This python script uses langchain and OpenAI to create an index.html file containing ZIM code. It takes the whole zimdocs.txt file (thanks to Dr. Abstract - https://zimjs.com/docs.html), splits it into smaller pieces that are embedded in a vectorsore. The query is placed in the same vectorstore and returns similar chunks from the documentation, from which a ZIM code is generated using some very clever 😉 prompt engineering.
This version uses an in-memory vectorstore (FAISS) and recreates the embeddings every time it runs.
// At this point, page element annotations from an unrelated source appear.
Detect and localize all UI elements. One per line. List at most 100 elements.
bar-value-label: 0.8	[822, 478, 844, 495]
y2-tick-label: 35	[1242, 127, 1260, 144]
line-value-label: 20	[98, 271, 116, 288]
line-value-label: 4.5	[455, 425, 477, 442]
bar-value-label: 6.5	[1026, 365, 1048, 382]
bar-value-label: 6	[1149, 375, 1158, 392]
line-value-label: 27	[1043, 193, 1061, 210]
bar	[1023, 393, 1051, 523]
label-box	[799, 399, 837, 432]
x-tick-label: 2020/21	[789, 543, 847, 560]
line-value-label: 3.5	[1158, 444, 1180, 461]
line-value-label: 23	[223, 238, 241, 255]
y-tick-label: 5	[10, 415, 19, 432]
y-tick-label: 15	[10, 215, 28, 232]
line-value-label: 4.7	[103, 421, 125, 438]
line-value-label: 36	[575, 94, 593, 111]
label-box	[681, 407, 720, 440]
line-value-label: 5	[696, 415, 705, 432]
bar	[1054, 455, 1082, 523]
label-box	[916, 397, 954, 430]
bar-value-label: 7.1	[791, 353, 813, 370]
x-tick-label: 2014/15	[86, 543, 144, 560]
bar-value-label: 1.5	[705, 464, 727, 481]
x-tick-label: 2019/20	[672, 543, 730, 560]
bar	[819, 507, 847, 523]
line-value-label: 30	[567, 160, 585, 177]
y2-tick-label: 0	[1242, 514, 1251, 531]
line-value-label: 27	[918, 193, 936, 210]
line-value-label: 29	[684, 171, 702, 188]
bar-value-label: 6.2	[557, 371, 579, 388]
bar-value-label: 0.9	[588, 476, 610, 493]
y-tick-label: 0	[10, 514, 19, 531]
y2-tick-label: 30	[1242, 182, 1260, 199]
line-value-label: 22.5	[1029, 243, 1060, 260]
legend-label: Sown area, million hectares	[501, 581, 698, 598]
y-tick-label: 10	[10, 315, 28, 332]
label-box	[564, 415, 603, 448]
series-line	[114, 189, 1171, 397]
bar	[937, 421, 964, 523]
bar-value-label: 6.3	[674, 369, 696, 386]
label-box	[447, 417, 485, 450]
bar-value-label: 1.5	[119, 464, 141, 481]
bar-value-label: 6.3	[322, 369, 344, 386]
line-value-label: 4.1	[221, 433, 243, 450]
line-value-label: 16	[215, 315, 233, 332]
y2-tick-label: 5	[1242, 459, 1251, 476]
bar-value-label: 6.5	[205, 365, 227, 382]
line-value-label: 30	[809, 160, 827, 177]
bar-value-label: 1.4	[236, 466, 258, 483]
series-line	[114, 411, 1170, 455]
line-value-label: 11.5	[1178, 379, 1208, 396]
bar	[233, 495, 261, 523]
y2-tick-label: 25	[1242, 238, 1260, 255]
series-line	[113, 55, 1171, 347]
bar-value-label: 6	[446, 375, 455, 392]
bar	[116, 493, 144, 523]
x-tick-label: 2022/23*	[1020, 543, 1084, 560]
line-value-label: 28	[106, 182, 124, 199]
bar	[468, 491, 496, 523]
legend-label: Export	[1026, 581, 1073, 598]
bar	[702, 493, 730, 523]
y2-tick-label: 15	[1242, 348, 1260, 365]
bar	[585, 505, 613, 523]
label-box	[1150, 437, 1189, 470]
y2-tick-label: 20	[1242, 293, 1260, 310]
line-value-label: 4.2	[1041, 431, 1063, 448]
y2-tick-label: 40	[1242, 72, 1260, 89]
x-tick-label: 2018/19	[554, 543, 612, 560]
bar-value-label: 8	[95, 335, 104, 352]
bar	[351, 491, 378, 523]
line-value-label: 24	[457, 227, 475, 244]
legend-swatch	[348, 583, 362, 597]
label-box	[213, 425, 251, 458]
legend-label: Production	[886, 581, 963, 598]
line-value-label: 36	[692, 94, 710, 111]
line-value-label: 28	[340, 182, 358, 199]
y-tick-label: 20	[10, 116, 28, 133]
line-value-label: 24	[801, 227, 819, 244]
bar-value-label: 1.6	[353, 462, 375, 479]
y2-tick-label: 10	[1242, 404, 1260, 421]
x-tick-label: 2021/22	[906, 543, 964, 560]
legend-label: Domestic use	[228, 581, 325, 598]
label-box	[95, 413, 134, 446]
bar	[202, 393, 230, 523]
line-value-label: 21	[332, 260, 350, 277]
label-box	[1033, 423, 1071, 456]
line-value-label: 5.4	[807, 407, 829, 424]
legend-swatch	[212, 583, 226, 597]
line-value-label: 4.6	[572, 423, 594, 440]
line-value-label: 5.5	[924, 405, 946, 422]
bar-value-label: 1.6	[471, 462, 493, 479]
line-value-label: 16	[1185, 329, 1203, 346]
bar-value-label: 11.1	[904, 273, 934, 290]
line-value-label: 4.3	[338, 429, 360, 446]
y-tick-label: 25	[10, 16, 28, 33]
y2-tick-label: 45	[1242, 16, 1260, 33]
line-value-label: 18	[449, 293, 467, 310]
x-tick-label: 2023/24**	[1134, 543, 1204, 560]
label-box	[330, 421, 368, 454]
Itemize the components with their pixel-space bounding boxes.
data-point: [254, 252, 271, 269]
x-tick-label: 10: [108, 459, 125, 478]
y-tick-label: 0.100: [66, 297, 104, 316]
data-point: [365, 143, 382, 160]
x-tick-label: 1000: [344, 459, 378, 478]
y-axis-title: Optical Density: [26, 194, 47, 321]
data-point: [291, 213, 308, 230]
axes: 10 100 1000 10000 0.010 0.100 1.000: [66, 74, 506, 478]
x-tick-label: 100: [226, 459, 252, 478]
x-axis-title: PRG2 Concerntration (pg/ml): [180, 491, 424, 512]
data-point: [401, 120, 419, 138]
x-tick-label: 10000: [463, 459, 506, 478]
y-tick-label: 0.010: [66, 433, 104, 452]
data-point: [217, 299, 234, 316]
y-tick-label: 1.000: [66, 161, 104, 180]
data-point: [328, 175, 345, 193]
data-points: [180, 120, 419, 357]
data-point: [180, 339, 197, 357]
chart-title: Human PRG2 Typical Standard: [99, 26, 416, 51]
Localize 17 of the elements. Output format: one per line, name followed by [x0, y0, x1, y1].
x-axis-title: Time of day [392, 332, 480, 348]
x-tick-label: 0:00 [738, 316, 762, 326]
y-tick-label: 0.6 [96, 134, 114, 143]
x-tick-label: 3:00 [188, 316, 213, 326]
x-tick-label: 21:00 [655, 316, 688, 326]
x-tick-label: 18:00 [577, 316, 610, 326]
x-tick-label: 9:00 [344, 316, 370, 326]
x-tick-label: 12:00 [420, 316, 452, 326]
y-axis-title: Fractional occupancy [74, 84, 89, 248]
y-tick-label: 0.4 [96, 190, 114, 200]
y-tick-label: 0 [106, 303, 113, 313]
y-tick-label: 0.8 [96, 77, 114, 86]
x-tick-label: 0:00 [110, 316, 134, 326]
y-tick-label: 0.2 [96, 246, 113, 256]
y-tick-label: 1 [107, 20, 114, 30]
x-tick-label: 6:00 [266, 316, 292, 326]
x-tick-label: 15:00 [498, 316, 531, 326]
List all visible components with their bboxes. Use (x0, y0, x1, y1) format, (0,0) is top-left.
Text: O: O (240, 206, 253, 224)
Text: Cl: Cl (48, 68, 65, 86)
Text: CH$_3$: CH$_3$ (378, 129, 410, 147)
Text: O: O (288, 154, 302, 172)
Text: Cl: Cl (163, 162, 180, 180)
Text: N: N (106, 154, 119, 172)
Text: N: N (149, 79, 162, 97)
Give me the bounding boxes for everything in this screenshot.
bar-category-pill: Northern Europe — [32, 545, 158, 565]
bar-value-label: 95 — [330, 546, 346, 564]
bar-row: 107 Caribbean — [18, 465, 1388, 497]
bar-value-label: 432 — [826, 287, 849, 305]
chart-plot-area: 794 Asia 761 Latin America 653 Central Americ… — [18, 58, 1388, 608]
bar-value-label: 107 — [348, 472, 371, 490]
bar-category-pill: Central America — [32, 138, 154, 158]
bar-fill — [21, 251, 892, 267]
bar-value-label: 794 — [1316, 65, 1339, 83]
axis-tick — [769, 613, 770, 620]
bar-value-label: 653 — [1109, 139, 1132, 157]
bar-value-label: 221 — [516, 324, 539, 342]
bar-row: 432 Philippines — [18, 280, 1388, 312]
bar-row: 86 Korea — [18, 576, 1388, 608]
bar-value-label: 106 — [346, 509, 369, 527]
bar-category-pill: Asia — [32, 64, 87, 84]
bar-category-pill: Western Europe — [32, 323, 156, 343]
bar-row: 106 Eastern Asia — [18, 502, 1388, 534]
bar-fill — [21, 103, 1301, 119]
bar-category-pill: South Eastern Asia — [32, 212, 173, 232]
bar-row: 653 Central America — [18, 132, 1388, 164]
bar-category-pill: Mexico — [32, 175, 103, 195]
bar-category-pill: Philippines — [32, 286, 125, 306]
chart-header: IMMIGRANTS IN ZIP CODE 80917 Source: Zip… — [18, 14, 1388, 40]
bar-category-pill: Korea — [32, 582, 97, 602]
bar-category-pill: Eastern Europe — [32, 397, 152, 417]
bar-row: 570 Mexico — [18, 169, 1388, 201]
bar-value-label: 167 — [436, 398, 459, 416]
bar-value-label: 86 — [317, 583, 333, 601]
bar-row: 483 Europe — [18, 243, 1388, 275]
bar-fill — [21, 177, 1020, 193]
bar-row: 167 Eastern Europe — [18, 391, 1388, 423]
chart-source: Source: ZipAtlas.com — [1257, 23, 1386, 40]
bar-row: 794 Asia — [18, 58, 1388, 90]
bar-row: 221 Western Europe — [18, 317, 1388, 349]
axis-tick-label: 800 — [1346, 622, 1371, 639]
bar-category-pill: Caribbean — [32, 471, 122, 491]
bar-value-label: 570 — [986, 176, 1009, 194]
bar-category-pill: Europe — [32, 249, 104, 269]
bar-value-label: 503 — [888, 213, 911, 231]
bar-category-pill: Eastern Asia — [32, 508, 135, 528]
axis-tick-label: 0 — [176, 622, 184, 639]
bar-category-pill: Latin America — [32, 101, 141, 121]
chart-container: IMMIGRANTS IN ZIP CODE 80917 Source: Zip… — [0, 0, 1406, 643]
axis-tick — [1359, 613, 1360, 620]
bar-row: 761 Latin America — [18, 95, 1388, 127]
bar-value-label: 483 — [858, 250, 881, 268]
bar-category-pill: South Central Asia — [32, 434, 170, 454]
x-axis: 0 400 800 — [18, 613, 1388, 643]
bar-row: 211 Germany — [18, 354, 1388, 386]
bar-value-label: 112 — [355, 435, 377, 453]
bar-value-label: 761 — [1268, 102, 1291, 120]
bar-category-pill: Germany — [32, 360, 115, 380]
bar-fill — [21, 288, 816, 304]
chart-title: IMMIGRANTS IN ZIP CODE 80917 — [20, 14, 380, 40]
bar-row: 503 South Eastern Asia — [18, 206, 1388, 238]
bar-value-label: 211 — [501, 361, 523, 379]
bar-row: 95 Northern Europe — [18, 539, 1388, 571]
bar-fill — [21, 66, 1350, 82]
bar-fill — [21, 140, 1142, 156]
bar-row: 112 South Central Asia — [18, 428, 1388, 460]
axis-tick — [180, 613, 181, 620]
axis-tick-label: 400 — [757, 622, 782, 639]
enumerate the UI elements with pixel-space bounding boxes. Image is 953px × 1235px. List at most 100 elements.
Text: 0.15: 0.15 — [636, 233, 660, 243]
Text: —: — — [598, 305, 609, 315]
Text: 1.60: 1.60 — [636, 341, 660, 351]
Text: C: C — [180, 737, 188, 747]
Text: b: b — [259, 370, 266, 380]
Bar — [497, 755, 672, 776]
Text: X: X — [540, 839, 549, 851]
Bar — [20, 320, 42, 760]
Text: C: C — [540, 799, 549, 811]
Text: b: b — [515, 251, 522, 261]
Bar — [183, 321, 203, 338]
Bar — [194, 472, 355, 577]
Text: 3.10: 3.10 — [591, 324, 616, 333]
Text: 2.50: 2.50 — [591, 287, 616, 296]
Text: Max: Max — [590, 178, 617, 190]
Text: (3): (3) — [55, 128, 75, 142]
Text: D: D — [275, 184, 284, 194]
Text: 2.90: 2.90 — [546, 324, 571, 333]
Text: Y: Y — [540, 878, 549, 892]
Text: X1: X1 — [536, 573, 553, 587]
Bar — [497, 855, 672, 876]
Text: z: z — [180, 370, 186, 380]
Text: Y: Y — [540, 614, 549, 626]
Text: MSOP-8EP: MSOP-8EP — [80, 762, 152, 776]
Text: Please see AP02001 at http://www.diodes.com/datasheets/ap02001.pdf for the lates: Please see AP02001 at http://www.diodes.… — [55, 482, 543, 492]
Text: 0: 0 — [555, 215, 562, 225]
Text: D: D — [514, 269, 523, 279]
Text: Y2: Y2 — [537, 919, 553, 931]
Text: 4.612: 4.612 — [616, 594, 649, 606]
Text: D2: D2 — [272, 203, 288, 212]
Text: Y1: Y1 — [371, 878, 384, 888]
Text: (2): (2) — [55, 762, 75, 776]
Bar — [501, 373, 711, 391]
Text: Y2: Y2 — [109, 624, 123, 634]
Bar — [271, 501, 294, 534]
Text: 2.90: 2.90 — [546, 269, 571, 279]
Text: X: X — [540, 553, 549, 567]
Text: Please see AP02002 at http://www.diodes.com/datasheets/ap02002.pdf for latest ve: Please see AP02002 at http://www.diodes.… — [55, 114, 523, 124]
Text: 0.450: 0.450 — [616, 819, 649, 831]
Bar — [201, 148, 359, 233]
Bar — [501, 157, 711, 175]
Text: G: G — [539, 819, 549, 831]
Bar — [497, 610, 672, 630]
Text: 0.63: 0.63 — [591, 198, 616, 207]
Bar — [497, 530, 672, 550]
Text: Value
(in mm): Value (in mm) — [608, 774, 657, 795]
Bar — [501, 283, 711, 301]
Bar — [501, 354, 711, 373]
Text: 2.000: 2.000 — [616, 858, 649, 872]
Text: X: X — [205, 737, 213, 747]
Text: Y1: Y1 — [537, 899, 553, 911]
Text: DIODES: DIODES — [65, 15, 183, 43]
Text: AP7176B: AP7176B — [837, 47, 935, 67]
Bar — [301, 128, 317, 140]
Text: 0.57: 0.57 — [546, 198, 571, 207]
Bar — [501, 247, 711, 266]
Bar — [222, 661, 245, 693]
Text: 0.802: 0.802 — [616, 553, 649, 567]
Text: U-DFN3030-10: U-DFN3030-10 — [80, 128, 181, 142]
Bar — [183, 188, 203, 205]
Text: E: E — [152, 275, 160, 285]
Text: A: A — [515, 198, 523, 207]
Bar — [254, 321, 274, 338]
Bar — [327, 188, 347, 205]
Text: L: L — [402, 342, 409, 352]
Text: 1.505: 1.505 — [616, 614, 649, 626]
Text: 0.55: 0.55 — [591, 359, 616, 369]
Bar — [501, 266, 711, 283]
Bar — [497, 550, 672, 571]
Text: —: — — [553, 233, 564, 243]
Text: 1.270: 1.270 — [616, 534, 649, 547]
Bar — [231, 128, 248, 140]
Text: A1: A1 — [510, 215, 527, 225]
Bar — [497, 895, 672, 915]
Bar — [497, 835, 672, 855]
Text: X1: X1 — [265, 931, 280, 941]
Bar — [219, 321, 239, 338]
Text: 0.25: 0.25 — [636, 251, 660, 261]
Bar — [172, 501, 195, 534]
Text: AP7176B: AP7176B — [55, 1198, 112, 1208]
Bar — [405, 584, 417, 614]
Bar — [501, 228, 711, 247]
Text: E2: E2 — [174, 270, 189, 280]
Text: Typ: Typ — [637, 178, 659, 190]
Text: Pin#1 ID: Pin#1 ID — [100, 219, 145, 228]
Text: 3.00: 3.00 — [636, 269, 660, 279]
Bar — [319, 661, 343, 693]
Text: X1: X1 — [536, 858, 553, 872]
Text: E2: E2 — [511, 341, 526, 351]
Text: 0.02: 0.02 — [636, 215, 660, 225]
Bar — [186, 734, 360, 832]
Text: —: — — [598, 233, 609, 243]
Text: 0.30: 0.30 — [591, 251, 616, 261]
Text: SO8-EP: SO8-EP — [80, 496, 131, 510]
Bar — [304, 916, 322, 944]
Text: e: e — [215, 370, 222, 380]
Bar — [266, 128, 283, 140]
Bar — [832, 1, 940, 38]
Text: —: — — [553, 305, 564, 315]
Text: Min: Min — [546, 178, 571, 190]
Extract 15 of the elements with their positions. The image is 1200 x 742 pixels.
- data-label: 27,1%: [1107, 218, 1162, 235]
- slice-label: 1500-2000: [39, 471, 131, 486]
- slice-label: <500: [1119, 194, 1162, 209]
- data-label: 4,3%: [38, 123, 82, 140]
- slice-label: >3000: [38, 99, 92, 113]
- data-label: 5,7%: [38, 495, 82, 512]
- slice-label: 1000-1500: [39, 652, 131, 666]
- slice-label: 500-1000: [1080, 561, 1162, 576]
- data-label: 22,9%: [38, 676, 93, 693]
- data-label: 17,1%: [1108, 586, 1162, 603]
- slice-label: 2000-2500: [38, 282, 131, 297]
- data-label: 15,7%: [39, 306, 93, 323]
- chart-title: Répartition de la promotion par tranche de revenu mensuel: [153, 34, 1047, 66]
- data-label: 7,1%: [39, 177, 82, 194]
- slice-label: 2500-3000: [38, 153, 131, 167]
Here is a version where the vectorstore is already created and hosted at pinecone:
https://github.com/ajerni/langchain-zim-generator-pinecone
Please note that the use of OpenAI embeddings seems to work with OpenAI Keys from payed plans only.
Try it live here:
In-Memory Version: https://zim-generator-dev.streamlit.app/ Hosted Version: https://zim-generator.streamlit.app/
- Install Python 3.10 on your machine and use a bash terminal (maybe within Visual Studio Code)
- Git Clone:
git clone https://github.com/ajerni/langchain-zim-generator.git
- Move to the new directory:
cd langchain-zim-generator
- Create Virtual Environment:
python -m venv env
orpython3 -m venv env
(on Windows:python -m venv c:\path\to\env
) - Activate Virtual Environment:
source env/bin/activate
on Mac orenv\Scripts\activate
on Windows - Install Dependencies:
pip install -r requirements.txt
- Create a .env file containing your OpenAI Key:
echo "OPENAI_API_KEY=xyz" > .env
(replace xyz with your own OpenAI Key) - or just enter your API Key when running the app (.env is only used for local development) - Run the app:
streamlit run main.py
- Fork my repo and start developing until we have the ultimate ZIM-Auto-Pilot 🚀
- Dr. Abstract for his amazing ZIM: https://zimjs.com
- Prompts need further finetuning (i.e. make positioning work as a next step etc.)
- later on I can think of using langchain agents to include google search for pictures which can be added to the stage etc.